Recently, the Orlando Museum of Art exhibited “Inexorable Spirit: Ukraine and the World at War.”
Recently, the Orlando Museum of Art exhibited “Inexorable Spirit: Ukraine and the World at War” which depicted the lives of Ukrainians during the ongoing war. This exhibition was available between January 21 and March 23.
This exhibition was presented by the Ginsburg Family Foundation and is in conjunction with the book The Implacable Soul: Ukraine and the World at War. Maureen Walsh, Manager of Marketing & Communications at the Orlando Museum of Art, said the exhibit came from the Ukrainian House in Washington DC, where it was previously shown and brought back photographs from the award-winning photojournalism. These images were developed to tell the story of both journalists and citizens of Ukraine while showing the war from a real perspective. Walsh said the Orlando Museum of Art is being approached by the Ginsburg Family Foundation to partner with Orlando’s cultural community with the knowledge that the city is a melting pot with an Eastern European population.
The company’s Manager for Community Engagement, Molly Lawson, gave a description of the exhibit. “There is one gallery and it consists of 60 works of art and seven journals – this exhibition was brought to us to be curated and displayed here,” said Cicero. He said that the exhibition was intended to shine a light on the ongoing war in Ukraine, which was the norm for museums to show scenes of war in the past.

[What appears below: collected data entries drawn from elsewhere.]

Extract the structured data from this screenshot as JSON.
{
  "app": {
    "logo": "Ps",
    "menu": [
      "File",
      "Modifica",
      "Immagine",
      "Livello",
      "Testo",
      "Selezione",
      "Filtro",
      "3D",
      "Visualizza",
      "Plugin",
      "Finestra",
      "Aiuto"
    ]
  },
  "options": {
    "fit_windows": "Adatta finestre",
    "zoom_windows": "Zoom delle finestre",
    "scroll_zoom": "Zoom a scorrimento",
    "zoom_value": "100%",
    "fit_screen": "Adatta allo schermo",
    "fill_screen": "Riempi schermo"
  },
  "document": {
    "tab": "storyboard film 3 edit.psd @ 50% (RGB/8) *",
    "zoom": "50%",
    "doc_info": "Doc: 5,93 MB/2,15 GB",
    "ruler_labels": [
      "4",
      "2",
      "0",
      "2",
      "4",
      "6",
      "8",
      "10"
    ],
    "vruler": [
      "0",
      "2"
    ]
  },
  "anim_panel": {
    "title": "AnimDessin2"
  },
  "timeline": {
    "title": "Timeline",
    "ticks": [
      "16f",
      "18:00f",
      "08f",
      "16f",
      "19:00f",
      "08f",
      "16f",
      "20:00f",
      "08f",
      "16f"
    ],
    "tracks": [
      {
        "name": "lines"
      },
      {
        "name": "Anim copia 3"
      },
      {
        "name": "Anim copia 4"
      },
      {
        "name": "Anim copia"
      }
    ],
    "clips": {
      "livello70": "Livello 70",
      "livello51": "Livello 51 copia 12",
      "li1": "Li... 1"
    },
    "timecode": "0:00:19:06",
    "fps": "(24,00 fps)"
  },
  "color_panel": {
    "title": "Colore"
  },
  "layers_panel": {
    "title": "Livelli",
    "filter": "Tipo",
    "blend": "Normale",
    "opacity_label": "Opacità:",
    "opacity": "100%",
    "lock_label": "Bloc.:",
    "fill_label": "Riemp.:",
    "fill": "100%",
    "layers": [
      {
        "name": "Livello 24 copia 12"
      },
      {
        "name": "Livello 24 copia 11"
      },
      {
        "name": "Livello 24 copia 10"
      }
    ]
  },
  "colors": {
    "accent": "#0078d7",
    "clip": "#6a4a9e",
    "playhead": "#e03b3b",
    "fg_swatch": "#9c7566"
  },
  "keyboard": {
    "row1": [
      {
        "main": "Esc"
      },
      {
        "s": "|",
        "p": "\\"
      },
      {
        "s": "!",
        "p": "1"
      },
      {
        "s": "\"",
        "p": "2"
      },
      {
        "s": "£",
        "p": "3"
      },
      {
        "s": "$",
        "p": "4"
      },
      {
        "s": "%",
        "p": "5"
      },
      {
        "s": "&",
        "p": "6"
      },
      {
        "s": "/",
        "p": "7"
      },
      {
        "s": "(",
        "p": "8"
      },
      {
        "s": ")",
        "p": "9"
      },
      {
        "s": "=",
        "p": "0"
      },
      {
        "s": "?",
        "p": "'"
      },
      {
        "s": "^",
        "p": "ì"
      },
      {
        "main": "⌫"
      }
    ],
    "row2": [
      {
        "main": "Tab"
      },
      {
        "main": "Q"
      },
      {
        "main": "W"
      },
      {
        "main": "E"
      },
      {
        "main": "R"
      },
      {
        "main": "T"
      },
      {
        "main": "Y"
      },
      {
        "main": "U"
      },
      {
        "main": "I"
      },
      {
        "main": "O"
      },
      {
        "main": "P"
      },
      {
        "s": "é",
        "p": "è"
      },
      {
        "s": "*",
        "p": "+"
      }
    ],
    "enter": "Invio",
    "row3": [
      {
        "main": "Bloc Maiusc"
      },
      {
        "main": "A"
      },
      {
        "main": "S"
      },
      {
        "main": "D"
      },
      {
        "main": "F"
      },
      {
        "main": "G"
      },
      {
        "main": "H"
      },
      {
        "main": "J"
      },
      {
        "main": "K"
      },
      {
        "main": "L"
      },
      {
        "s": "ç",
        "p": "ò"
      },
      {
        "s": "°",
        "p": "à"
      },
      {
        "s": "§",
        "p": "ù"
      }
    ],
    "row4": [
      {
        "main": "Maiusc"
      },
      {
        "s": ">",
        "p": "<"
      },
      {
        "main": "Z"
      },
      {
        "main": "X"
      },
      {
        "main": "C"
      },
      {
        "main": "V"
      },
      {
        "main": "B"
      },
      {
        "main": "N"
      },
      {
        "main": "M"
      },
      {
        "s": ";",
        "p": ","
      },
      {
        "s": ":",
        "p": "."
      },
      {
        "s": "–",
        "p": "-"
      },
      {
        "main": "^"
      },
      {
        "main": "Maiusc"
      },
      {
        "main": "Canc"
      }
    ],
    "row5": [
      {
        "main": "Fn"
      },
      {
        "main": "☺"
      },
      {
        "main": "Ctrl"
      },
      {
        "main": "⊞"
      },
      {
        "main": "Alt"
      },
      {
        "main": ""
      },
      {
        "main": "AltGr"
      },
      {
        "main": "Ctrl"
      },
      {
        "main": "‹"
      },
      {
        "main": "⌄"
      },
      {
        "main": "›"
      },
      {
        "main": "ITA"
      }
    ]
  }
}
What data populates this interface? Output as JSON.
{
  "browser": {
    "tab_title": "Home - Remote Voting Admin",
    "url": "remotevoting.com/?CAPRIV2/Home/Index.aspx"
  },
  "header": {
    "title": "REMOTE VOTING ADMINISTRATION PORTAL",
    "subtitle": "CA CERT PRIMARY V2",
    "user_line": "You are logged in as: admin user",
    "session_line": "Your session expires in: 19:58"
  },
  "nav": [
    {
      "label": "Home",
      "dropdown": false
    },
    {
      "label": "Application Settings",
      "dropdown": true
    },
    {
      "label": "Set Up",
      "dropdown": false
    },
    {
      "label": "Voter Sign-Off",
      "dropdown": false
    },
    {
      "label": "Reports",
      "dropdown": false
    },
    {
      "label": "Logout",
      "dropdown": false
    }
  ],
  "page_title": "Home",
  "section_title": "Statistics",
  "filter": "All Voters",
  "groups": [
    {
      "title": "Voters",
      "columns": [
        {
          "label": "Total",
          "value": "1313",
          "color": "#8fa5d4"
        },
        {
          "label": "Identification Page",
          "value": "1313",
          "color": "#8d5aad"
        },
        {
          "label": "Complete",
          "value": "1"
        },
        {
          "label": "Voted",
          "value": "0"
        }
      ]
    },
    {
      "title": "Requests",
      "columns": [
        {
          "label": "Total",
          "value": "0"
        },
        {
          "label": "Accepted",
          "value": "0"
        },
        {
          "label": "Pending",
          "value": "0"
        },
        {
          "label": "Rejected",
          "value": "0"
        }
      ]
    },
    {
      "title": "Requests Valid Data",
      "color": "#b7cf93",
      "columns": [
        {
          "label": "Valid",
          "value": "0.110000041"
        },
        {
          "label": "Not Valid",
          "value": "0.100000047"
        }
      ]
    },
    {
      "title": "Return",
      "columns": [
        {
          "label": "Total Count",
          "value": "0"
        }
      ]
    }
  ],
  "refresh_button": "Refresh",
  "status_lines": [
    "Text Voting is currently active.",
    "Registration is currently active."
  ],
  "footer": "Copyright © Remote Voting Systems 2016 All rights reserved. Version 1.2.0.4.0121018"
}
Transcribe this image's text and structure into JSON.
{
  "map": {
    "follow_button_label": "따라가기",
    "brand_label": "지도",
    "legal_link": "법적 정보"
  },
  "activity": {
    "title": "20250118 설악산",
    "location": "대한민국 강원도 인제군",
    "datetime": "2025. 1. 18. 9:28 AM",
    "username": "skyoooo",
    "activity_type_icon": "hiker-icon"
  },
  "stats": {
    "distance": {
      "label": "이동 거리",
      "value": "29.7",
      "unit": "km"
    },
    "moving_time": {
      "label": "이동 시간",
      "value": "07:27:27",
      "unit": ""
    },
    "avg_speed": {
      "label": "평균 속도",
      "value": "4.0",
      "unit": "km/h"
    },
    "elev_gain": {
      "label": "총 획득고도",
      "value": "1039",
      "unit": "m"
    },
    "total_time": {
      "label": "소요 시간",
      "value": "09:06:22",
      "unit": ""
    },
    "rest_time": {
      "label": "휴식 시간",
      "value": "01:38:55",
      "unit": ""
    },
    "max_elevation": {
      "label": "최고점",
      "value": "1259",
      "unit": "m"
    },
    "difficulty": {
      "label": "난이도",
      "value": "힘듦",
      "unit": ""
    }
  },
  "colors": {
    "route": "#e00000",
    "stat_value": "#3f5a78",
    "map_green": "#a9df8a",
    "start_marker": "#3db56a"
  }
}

This set the show apart from anything else not only on display at the Orlando Museum of Art, but also in all of Florida.
Although this also has to do with the sensitive nature of the images, as it might excite some to walk down the hall and see war images. Fortunately, the museum used signage to warn visitors about the contents of the exhibition.
“I personally think it’s a little sobering to walk through, I’ll admit it’s hard to walk through the exhibit,” Walsh said. “What we’re doing, from my perspective, is telling a lot of things.”
through art in different ways – we are able to provide these kinds of connections to people who come from different backgrounds and experiences.”
Both Lawson and Walsh noted that the various reactions from the public all stemmed from the human perspective of why these shows can take off so well. Walsh said it’s interesting to see the impact that this exhibit has on a variety of people in the Orlando community. Especially when considering the images that offered different perspectives on the crisis in Ukraine. Visitors could present the experience of elderly Ukrainian women who hesitated to leave their country, sheltered and frightened children, or even of mothers who had children during the war.
OMA Curator Coralie Claeysen-Gleyzon said the exhibition was quite impactful as it brought awareness to the continuation of the war. Many of the pieces in the exhibition were very large, and providing visitors with an experience not just by looking at them, they explain these events in the gospel. People could better understand the resilience of the Ukrainian people who fight every day for freedom.
“It’s an incredible visual concept powered by photojournalists,” Claeysen-Gleyzon said.
After the departure of this exhibition is expected at the Orlando Museum of Art the latest exhibition “The Outwin: American Portraiture Today” on Saturday, April 8.